Dia Internacional pela Eliminação da Violência contra as Mulheres

Dia Internacional pela Eliminação da Violência contra as Mulheres

O Dia Internacional pela Eliminação da Violência contra as Mulheres celebra-se anualmente a 25 de novembro, com o intuito de alertar para este tão grave problema que atinge as mulheres, tanto em sua casa como no local de trabalho, psicológica ou fisicamente.

A União Europeia está fortemente comprometida em prevenir e condenar qualquer crime desta natureza, levando a efeito uma mobilização com os seus parceiros, a nível institucional mas não só e procurando reforçar os quadros jurídicos e o apoio às vítimas.

A violência contra as mulheres e raparigas é uma violação dos direitos humanos devastadora, praticada de forma generalizada em todo o mundo. Segundo estimativas da Organização Mundial de Saúde, um terço das mulheres e raparigas já foram vítimas de algum tipo de violência em algum momento da sua vida. Provavelmente estes números são apenas a ponta do icebergue, uma vez que este tipo de violência é raramente denunciado devido ao silêncio, ao estigma e à vergonha que lhe estão associados. Consequentemente, muitos agressores permanecem impunes.

De modo a salientar o Dia Internacional pela Eliminação da Violência contra as Mulheres, que será assinalado em 25 de novembro, a Comissão Europeia e a Alta Representante, Federica Mogherini, emitiram a seguinte declaração:

«A violência exercida contra as mulheres e raparigas representa uma violência contra toda a humanidade que já não deveria ter lugar na Europa nem no resto do mundo. Mas todos sabemos que, não obstante o nosso empenho, ainda estamos longe de vencer este desafio.

A violência contra as mulheres manifesta-se em qualquer lugar, não existindo um lugar seguro, nem mesmo em casa. Bem pelo contrário. As mulheres são vítimas de violência tanto na sua própria casa como no local de trabalho, nas escolas e universidades, na rua, em situações de trânsito e migração, e cada vez mais na Internet através da violência em linha e do incitamento ao ódio.
A dimensão do problema continua a ser alarmante: na Europa, uma em cada três mulheres já foi vítima de violência física e/ou sexual; na UE, praticamente todas as vítimas de tráfico para fins de exploração sexual são mulheres ou raparigas.

Nos países em desenvolvimento, uma em cada três raparigas casa antes de atingir 18 anos. Pelo menos 200 milhões de mulheres e raparigas já foram vítimas de mutilação genital feminina, que continua a ser praticada em cerca de 30 países.

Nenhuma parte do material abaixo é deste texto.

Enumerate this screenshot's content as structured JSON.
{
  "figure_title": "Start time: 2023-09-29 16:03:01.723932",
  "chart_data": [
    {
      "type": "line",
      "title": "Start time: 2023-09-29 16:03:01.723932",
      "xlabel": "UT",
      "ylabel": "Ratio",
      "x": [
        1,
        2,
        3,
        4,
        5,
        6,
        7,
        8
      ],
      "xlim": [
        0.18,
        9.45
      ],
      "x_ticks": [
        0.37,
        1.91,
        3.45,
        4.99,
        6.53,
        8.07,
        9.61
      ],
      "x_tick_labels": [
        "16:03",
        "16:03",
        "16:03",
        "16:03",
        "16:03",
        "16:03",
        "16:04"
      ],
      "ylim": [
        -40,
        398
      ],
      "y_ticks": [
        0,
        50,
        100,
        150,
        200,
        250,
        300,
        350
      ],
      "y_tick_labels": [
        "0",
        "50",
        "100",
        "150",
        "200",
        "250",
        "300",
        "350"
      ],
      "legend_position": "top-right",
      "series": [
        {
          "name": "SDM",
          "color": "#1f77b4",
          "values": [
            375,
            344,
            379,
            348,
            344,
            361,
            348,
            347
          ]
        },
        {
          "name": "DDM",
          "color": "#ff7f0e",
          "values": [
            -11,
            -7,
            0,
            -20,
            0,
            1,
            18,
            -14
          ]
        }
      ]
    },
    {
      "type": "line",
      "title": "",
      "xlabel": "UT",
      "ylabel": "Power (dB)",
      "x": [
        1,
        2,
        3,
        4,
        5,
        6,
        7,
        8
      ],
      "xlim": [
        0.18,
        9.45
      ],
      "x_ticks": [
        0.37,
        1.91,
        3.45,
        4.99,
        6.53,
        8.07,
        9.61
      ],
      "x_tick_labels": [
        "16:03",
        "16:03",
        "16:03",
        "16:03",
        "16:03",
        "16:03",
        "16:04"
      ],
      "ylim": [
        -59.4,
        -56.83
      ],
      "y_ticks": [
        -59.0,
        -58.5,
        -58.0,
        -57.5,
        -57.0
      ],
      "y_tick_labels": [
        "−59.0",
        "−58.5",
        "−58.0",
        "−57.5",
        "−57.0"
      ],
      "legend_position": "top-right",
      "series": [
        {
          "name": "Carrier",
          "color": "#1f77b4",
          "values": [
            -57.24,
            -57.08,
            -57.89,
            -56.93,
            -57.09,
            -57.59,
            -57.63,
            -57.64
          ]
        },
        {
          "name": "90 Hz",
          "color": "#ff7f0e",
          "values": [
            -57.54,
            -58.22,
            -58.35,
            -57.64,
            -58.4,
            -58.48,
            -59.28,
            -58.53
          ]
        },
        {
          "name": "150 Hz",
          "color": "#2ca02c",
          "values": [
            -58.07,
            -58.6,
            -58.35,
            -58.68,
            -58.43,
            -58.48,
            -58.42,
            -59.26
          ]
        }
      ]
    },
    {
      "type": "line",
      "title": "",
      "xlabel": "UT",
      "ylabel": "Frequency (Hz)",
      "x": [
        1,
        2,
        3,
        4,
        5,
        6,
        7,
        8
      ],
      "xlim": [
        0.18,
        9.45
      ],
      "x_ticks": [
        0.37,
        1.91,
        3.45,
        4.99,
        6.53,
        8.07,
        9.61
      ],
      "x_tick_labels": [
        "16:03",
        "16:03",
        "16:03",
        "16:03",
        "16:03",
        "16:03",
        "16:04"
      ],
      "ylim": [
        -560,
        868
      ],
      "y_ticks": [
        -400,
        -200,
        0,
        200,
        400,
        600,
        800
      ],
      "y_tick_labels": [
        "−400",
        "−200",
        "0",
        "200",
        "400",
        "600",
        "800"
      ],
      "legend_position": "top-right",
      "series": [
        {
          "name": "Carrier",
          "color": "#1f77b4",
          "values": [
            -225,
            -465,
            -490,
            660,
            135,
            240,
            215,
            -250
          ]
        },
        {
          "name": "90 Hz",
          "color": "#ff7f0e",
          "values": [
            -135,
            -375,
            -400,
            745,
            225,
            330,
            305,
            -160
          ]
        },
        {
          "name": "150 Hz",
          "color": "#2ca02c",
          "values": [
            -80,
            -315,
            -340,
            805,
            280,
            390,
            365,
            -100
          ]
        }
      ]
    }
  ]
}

É uma responsabilidade da UE e da comunidade internacional manter o compromisso de prevenir, rejeitar e condenar abertamente todos os atos de violência contra as mulheres e raparigas.

Também é nosso dever apoiar e proteger as vítimas, proporcionando um ambiente seguro que lhes permita denunciar os crimes cometidos pelos seus agressores.

A UE está empenhada em continuar a trabalhar incansavelmente com os seus parceiros para reforçar os quadros jurídicos e institucionais, apoiando o desenvolvimento e a educação, melhorando os serviços prestados às vítimas que sobrevivem às agressões, combatendo as causas profundas da violência e promovendo a capacitação das mulheres.

Contudo, acabar com a violência contra as mulheres e raparigas exige um compromisso firme, não apenas a nível institucional; exige o envolvimento das organizações internacionais, das ONG e da sociedade civil em geral. E, sobretudo, dos homens.

Por conseguinte, o nosso objetivo continua a ser claro: acabar com a violência contra as mulheres e raparigas. A UE continuará a estar na vanguarda desta mobilização internacional para defender os direitos de todas as mulheres e raparigas viverem livres e em segurança. Fazemo-lo pelo nosso futuro e pelo nosso presente, uma vez que as mulheres constituem o pilar de sociedades justas, abertas, desenvolvidas e democráticas, e nada deve privá-las da liberdade de desempenhar o seu papel de forma livre e segura.»